All degree students would be required to take two three-credit classes that qualify for Diversity, Equity and Inclusion credits. These courses may include classes already offered at CCV, such as Native American History. Courses that have been archived because of low enrollments would be more likely to fill if they fulfilled a graduation requirement.
A list of courses that could be included in the Diversity, Equity, and Inclusions category (some of which are already in the CCV catalog):
African American Literature; World Literature; Literature of Civil Rights Movements; Native American History; Abenaki Studies; African American History; Women in US History; Environmental Racism; American Holocaust; Race and Gender studies; The African American Struggle for Equality; Inequities in Public Health; and Inequities in the Criminal Justice System.
3. Include Essential Objectives in all courses that address Diversity, Equity, and Inclusion, to ensure that all courses are inclusive.

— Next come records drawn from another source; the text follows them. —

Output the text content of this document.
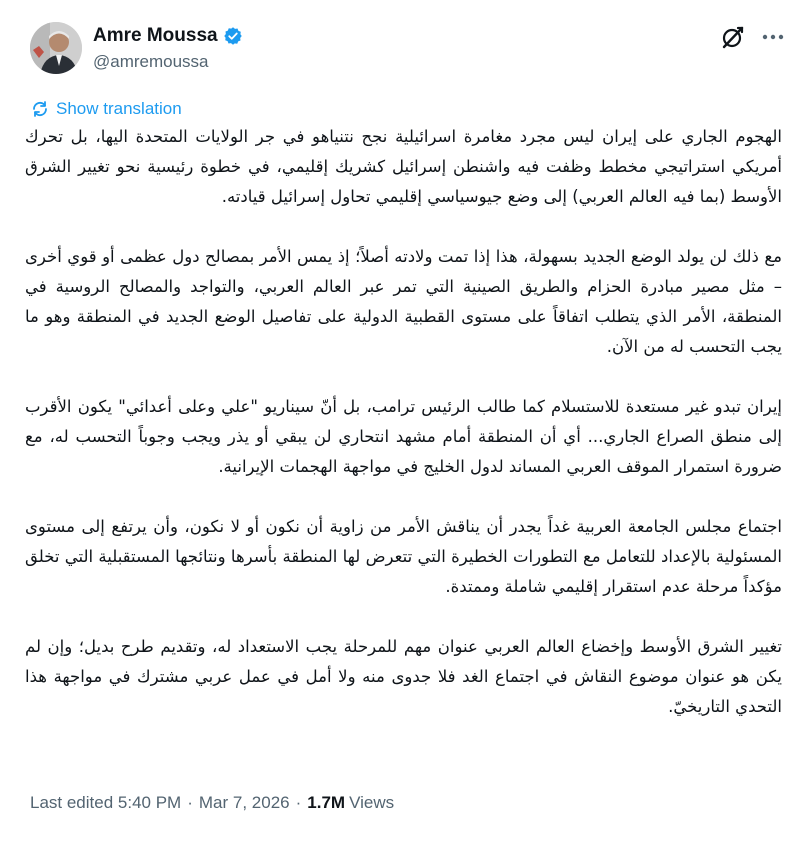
Amre Moussa
@amremoussa
Show translation

الهجوم الجاري على إيران ليس مجرد مغامرة اسرائيلية نجح نتنياهو في جر الولايات المتحدة اليها، بل تحرك أمريكي استراتيجي مخطط وظفت فيه واشنطن إسرائيل كشريك إقليمي، في خطوة رئيسية نحو تغيير الشرق الأوسط (بما فيه العالم العربي) إلى وضع جيوسياسي إقليمي تحاول إسرائيل قيادته.

مع ذلك لن يولد الوضع الجديد بسهولة، هذا إذا تمت ولادته أصلاً؛ إذ يمس الأمر بمصالح دول عظمى أو قوي أخرى – مثل مصير مبادرة الحزام والطريق الصينية التي تمر عبر العالم العربي، والتواجد والمصالح الروسية في المنطقة، الأمر الذي يتطلب اتفاقاً على مستوى القطبية الدولية على تفاصيل الوضع الجديد في المنطقة وهو ما يجب التحسب له من الآن.

إيران تبدو غير مستعدة للاستسلام كما طالب الرئيس ترامب، بل أنّ سيناريو "علي وعلى أعدائي" يكون الأقرب إلى منطق الصراع الجاري... أي أن المنطقة أمام مشهد انتحاري لن يبقي أو يذر ويجب وجوباً التحسب له، مع ضرورة استمرار الموقف العربي المساند لدول الخليج في مواجهة الهجمات الإيرانية.

اجتماع مجلس الجامعة العربية غداً يجدر أن يناقش الأمر من زاوية أن نكون أو لا نكون، وأن يرتفع إلى مستوى المسئولية بالإعداد للتعامل مع التطورات الخطيرة التي تتعرض لها المنطقة بأسرها ونتائجها المستقبلية التي تخلق مؤكداً مرحلة عدم استقرار إقليمي شاملة وممتدة.

تغيير الشرق الأوسط وإخضاع العالم العربي عنوان مهم للمرحلة يجب الاستعداد له، وتقديم طرح بديل؛ وإن لم يكن هو عنوان موضوع النقاش في اجتماع الغد فلا جدوى منه ولا أمل في عمل عربي مشترك في مواجهة هذا التحدي التاريخيّ.

Last edited 5:40 PM · Mar 7, 2026 · 1.7M Views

These objectives would include the words “race” “gender” “class” “diversity” and or “equity”.
All classes should include one Essential Objective that will demonstrate that listening and engaging in discussion with openness and respect to diverse perspectives are essential requirements for participation in civil society and are therefore requirements in all degree programs and in all professional fields:
- Discuss topics of race, gender, class and their intersections with a diverse group with respectful listening and engagement with diverse perspectives.
Suggested Essential Objectives:
- Intro to Psychology: Explore the contributions from traditionally underrepresented groups within the field of psychology; examine the impact of ethnocentrism in psychological research.
- English Composition: Read and discuss literary works by minority authors; demonstrate an understanding of their contribution to literature and society, and to increased empathy and understanding of minority perspectives.
- Current Environmental Issues: Discuss the socio-cultural and ethical influences that shape our understanding of environmental issues, including racial inequities.
- Moving toward Sustainability: Consider ways to respond to current inequities across the globe, including racism and inequitable distribution of resources, that would move us closer to ecological, social and economic sustainability.
- American History to 1865: Explore the development of slavery in America and analyze its impact on American society, politics, and culture.
- American History since 1865: Analyze the impact of segregation on American society and culture; discuss racial civil rights movements from Reconstruction to the present.
- World History II: Address the Post-Colonial Freedom Movements and their impact on global politics and society.
- For World History I and II: Discuss the impact of slavery on society and culture.
- Global Issues in the Media: Discuss the media blind spots that ignore coverage of African and other countries with minority nonwhite populations; discuss the impact of the American and European Empires and their economic and military interventions in the Global South, climate change as environmental racism, and their roots in White Supremacy.
- Vermont History: Learn the history of African Americans, Native Americans, and ethnic groups in Vermont; analyze the history of racism, white supremacy, and Eugenics, in Vermont.
- Intro to Criminal Justice: Identify racial disparities in the criminal justice system, and discuss police killings of African Americans; demonstrate familiarity with current debates on police and criminal justice reform, the major authors contributing to this discussion, and the cases that have sparked nationwide calls for police reform and defunding.
The CCV United Anti-Racism Working Group will continue to meet to discuss these issues. We recognize that faculty will need resources and support in order to make these changes, and we will continue to reach out to faculty for their feedback on these proposals. We hope that our Working Group can work with Curriculum Committees and the Academic Council towards making these necessary changes at CCV.